Are both equally correct in 普通话? Does one sound more formal than the other?


----------



## Skatinginbc

I have a strong tendency to add an 儿 here so much so that I think 儿 is obligatory because (1) 没门儿 "no way, absolutely not, not a chance" and 没门 "no door" do not mean the same, (2) it is a dialectal expression and that dialectal flavor shall be kept, and (3) even those who are not used to r-coloring (like Taiwanese people) tend to show a vowel length contrast in 门 vs. 门(儿) (e.g., 门都沒有 "not even have a door" with a regular 门 vs. 门都沒有 "not even have a chance" with a slightly prolonged 门), which suggests the existence of an underlying 儿.


----------



## hxkart

没门equals没门儿
儿is considered as a deletable word in many cases.

Both of them are informal way.
For formal way, you should say 不可能 which intonation is relatively stronger.


----------



## SuperXW

儿 here only marks the r-coloring that added to 门, which is often omitted in writing, and will not change the meaning of the word.
Phonetically, whoever uses this dialectical word 没门儿 would almost always pronounce the r-coloring, or the 儿 sound.

One more thing you need to be careful is that 没门儿 is not always equal to "no way".
No way "Not a chance!" =没门儿
No way "Impossible! I can't believe it!" ≠没门儿


----------



## April fool

SuperXW said:


> 儿 here only marks the r-coloring that added to 门, which is often omitted in writing, and will not change the meaning of the word.
> Phonetically, whoever uses this dialectical word 没门儿 would almost always pronounce the r-coloring, or the 儿 sound.



So you're saying that even those who write 没门 (instead of 没门儿) would pronounce it with r-coloring? In other words, NOBODY pronounces it without r-coloring?


----------



## hxkart

April fool said:


> So you're saying that even those who write 没门 (instead of 没门儿) would pronounce it with r-coloring? In other words, NOBODY pronounces it without r-coloring?


No, he doesn't mean that, you can choose to pronounce it when you are doing oral speaking.when you want to say没门just say 没门，when you want to say没门儿just say it.In China, when we are speaking, as fas as I am concerned,儿 can relieve the circumstances, make it not so serious,especially he or she is your friend,没门儿means no way but can tell your friend some feelings, like I am not angry.
没门 means no way also means I you are serious, you are certain that you won't agree.
Sth like that

but in writing,-儿 is actually informal.and in writing, we won't use 没门 anymore, itself is informal.


----------



## SuperXW

April fool said:


> So you're saying that even those who write 没门 (instead of 没门儿) would pronounce it with r-coloring? In other words, NOBODY pronounces it without r-coloring?
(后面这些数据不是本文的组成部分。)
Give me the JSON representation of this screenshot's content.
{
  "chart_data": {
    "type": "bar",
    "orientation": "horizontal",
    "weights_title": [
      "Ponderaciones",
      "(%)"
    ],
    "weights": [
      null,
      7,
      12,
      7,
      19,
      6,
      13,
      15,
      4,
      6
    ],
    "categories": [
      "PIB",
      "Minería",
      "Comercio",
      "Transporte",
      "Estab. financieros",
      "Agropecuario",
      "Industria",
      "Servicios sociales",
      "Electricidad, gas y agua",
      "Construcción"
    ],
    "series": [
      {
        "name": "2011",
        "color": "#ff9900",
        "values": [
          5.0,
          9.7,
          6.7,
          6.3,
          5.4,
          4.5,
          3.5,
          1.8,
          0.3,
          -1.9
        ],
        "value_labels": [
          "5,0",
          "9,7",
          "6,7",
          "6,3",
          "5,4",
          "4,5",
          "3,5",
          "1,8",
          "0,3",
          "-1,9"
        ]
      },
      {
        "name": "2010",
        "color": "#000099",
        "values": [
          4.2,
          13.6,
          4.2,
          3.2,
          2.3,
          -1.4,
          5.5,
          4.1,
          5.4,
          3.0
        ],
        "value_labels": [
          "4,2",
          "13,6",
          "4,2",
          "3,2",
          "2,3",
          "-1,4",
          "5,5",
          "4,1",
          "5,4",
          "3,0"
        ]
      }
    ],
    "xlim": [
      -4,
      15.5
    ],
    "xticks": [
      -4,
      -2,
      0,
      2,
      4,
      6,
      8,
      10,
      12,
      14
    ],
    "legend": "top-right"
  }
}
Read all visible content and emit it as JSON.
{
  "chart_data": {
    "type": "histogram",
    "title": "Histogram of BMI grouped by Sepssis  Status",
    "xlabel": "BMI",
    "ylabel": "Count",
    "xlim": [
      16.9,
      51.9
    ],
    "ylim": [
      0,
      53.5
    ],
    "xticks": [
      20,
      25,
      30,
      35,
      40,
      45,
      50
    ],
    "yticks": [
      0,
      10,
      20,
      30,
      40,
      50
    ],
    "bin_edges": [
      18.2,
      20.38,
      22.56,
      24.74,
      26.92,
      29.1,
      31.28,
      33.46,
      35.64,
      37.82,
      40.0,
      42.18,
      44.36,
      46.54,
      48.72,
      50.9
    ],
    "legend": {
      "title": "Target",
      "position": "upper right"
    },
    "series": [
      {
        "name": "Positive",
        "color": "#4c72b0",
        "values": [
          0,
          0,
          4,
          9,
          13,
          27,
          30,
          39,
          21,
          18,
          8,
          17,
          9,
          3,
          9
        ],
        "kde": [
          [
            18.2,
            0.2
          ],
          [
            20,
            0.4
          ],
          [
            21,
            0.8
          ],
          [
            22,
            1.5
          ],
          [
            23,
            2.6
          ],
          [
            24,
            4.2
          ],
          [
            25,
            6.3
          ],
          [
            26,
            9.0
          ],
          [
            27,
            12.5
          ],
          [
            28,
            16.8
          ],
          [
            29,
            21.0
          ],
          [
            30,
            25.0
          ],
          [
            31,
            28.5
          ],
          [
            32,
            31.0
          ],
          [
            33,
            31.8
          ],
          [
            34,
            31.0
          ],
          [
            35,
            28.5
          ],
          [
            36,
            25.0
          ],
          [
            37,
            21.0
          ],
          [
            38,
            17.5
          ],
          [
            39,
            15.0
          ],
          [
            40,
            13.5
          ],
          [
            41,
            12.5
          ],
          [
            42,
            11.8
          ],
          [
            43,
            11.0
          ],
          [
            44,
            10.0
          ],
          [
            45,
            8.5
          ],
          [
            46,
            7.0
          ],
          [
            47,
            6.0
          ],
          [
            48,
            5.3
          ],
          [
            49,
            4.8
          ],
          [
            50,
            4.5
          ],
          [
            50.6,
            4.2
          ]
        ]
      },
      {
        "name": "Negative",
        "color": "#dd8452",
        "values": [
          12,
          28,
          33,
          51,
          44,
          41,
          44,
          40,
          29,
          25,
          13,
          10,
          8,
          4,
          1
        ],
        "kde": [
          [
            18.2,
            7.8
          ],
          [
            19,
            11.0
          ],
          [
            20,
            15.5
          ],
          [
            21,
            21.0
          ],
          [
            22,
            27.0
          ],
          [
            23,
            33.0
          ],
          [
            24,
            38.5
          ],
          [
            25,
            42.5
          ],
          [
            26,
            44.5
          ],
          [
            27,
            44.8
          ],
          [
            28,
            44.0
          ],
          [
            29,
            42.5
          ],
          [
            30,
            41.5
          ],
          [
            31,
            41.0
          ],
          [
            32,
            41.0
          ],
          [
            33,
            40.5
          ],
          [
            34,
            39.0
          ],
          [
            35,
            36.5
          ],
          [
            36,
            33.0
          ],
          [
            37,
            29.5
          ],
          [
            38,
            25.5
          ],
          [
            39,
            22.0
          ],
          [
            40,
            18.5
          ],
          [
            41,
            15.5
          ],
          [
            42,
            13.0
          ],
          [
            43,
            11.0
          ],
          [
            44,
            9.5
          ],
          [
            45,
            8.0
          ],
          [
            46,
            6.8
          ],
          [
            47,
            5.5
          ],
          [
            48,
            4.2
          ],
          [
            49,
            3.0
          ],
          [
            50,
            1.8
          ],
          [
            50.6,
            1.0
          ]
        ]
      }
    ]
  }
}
That's basically what I said and meant. "Phonetically, whoever uses this dialectical word 没门儿 would almost always pronounce the r-coloring, or the 儿 sound."
I can't ensure "NOBODY", so I used "almost". 
And I definitely don't have hxkart's experience...


----------



## April fool

SuperXW said:


> That's basically what I said and meant. "Phonetically, whoever uses this dialectical word 没门儿 would almost always pronounce the r-coloring, or the 儿 sound."
> I can't ensure "NOBODY", so I used "almost".
> And I definitely don't have hxkart's experience...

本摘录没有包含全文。